Relação com o rejeito de minérios da Samarco/Vale-BHP é estudada pelo Projeto Tamar
Uma inflamação ocular até então inédita no Brasil está acometendo as tartarugas marinhas que desovam e se alimentam na foz do Rio Doce. Chamada de blefarite, a doença começou a aparecer nas fêmeas e filhotes que visitam as praias da região da Reserva Biológica de Comboios, em Regência, litoral de Linhares, no norte do Estado, pouco depois que os rejeitos de minério da Samarco/Vale-BHP, chegaram à região após o rompimento da Barragem de Fundão, em cinco de novembro de 2015.
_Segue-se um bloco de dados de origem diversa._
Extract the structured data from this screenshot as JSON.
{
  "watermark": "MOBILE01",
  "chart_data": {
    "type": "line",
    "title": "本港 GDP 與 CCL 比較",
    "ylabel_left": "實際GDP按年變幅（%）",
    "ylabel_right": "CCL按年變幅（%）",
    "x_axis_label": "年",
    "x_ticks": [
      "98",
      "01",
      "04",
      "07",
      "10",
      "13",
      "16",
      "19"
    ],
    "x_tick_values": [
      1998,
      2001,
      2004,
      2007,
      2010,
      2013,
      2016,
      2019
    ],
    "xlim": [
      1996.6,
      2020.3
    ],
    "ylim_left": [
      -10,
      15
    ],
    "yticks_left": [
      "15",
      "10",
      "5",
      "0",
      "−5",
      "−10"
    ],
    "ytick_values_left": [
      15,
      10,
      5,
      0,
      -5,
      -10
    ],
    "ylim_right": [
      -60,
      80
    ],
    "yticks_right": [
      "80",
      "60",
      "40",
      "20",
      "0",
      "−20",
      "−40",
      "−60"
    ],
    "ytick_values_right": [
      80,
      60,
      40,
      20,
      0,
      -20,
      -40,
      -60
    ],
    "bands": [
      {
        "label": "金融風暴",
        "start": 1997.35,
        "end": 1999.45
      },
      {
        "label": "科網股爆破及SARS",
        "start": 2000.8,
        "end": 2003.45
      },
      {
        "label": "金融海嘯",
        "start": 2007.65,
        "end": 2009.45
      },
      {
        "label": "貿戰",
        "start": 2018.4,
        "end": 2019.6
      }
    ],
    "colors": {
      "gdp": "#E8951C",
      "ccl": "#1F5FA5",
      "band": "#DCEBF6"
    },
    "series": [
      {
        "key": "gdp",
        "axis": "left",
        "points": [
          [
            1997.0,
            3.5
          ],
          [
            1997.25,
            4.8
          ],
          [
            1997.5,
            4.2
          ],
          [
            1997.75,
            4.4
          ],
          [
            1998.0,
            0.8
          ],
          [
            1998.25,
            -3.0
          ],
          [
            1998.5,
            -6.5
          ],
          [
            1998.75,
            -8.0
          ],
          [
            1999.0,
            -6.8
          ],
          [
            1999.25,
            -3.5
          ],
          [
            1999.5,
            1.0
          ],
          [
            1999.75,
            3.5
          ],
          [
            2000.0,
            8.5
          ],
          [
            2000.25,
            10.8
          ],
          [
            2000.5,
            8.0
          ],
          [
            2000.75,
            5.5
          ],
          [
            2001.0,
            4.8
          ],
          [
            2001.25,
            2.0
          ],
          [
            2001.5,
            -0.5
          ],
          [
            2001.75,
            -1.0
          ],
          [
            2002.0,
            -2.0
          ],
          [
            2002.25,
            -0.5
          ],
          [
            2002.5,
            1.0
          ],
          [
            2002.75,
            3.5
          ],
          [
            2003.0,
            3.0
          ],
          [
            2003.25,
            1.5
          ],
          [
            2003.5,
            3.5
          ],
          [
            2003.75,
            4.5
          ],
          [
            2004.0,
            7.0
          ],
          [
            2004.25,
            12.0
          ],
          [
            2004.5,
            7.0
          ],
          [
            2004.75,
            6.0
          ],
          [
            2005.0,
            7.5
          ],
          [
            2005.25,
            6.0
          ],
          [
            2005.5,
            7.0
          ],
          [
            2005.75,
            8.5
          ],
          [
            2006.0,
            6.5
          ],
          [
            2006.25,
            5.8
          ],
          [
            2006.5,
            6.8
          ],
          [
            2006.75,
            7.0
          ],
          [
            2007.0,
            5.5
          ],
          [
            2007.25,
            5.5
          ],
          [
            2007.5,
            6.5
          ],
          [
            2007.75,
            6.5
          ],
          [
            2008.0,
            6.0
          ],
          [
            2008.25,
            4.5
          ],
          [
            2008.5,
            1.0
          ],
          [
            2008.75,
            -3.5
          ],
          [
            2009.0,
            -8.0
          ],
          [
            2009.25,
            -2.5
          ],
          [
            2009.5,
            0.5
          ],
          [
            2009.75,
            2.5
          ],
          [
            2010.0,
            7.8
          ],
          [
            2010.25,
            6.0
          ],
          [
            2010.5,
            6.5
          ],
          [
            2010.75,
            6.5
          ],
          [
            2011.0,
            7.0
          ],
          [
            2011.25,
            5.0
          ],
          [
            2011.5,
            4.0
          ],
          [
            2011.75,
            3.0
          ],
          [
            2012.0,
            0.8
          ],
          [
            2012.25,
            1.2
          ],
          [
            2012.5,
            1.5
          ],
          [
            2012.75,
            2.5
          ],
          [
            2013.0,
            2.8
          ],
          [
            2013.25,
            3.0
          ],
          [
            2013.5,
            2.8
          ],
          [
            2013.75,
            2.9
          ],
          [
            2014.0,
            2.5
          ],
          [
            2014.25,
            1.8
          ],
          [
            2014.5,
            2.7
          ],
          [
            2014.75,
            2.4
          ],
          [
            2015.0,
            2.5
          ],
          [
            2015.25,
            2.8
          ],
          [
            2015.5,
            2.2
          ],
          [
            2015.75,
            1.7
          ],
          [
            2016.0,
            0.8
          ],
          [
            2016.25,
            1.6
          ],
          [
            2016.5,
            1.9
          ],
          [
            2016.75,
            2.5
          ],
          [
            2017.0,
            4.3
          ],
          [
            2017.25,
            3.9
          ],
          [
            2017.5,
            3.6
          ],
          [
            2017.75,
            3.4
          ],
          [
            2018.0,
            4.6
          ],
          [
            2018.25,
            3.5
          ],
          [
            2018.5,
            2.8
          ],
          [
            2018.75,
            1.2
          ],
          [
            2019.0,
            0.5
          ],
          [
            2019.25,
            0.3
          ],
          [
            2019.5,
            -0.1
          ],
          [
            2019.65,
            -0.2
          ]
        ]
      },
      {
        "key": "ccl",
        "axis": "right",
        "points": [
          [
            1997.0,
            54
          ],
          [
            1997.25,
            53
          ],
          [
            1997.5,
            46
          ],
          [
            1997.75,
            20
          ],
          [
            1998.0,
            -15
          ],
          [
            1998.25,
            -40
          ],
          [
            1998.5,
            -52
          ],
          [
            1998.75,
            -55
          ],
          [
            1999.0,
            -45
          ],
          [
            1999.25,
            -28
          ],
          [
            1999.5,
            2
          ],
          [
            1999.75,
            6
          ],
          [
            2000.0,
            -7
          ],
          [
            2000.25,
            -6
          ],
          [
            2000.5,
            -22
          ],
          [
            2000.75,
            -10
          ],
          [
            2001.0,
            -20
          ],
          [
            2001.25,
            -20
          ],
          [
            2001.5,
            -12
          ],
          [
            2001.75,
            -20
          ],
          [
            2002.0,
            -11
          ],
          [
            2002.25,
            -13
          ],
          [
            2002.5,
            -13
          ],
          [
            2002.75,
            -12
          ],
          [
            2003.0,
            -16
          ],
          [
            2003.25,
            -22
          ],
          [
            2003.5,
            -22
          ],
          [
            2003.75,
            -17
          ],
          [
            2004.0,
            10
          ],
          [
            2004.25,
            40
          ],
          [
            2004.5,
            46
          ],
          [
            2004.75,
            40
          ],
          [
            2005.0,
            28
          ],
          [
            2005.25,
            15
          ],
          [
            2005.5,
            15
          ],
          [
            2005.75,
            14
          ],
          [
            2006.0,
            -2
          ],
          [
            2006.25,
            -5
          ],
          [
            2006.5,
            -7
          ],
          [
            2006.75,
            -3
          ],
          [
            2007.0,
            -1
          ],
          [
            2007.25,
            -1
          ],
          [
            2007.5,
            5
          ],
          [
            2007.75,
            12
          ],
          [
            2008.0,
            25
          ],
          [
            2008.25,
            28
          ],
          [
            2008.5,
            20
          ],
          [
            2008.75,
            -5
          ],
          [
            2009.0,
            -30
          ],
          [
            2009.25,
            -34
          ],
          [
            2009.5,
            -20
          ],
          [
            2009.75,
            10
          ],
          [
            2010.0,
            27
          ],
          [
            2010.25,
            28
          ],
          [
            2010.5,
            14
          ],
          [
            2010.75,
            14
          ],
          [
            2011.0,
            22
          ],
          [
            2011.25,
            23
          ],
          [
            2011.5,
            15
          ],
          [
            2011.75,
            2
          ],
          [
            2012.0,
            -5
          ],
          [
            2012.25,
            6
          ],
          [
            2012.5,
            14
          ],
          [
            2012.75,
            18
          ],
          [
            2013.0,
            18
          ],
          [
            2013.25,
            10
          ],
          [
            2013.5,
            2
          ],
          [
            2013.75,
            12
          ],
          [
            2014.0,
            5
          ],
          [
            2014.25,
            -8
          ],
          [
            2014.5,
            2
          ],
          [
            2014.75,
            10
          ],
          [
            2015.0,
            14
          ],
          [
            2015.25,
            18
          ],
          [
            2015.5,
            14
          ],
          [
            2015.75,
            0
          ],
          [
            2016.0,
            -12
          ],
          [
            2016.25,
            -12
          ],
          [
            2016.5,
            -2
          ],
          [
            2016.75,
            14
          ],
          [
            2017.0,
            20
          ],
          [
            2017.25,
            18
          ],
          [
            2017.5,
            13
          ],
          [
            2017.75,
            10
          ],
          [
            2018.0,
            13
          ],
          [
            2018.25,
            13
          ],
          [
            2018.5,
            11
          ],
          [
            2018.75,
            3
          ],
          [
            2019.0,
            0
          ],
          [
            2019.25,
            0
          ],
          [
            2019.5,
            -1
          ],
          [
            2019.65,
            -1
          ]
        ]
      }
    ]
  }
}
O pesquisador Eduardo Muhlen, da Fundação Pró-Tamar no Espírito Santo, explica que ainda não foi feita uma relação direta entre os rejeitos de minério e a inflamação, devido ao fato de as tartarugas marinhas serem “animais com ciclo de vida longo e complexo” e que, portanto, “quaisquer conclusões a respeito de tendências populacionais e efeitos de impactos devem envolver uma longa série histórica de dados”. Com o decorrer deste monitoramento, disse, “cremos que será possível responder a estas perguntas com maior propriedade”.
Por ora o que se sabe é que “essa inflamação ocular nunca havia sido observada e não é em nenhum outro estado ou área com desovas de tartarugas marinhas”, ressalta o oceanógrafo Joca Thomé, coordenador nacional do Centro Tamar do Instituto Chico Mendes de Conservação da Biodiversidade (Centro Tamar/ICMBio), também sediado no Espírito Santo.
Os indivíduos que apresentam a blefarite estão tendo material de análise coletado e enviado para o Instituto Marcos Daniel, em Vitória, entidade responsável pela pesquisa voltada a identificar se há algum agente etiológico – vírus, bactéria ou fungo – causando a inflamação.
Mas uma outra possibilidade, explica a médica-veterinária Cecilia Baptistotte, analista ambiental do Centro Tamar/ICMBio, é que o problema tenha uma causa mais mecânica ao invés de etiológica, afetando as tartarugas que permanecem por mais tempo na região, em contato prolongado com a água contaminada com rejeitos de mineração. “O contato com muito sedimento poderia ser a causa da irritação”, diz.
Menos filhotes
Além da inédita inflamação ocular, os pesquisadores do Projeto Tamar também observaram sensível alteração no perfil das praias de Comboios e diminuição das taxas de eclosão de ovos depositados pelas fêmeas na região.
A “notável mudança no perfil de praias, principalmente no entorno da foz do Rio Doce (praias de Comboios e Povoação)”, é a questão que hoje mais chama atenção dos pesquisadores. “Em certos trechos destas praias, que são as principais áreas de reprodução no litoral do Estado, o mar tem avançado em direção às áreas de restinga de uma forma inesperada, acarretando numa diminuição da faixa de praia e diminuindo assim as áreas disponíveis para desova. Além disso, este avanço da maré tem ocasionado uma perda um pouco maior de ninhos pela ação do mar”, relata Eduardo.
Essas mudanças constatadas nas praias, ressalta Joca, pode estar mudando a temperatura da areia e causando a redução da taxa de eclosão dos ovos. “As alterações de perfil da praia são fatos mostrados pela Rede Rio Doce Mar como consequência da lama”, afirma, “mas os efeitos dessa alteração física nos organismos ainda precisam ser verificados”, aponta. “Só mais pesquisas para comprovar”, pondera.
Sítio reprodutivos
O Espirito Santo se mantém como uma área de alta relevância para a conservação das cinco espécies de tartarugas marinhas que desovam no Brasil, sendo um dos principais sítios reprodutivos da tartaruga-cabeçuda (Caretta caretta) e o maior ponto de desovas da tartaruga-gigante (Dermochelys coriácea) no País.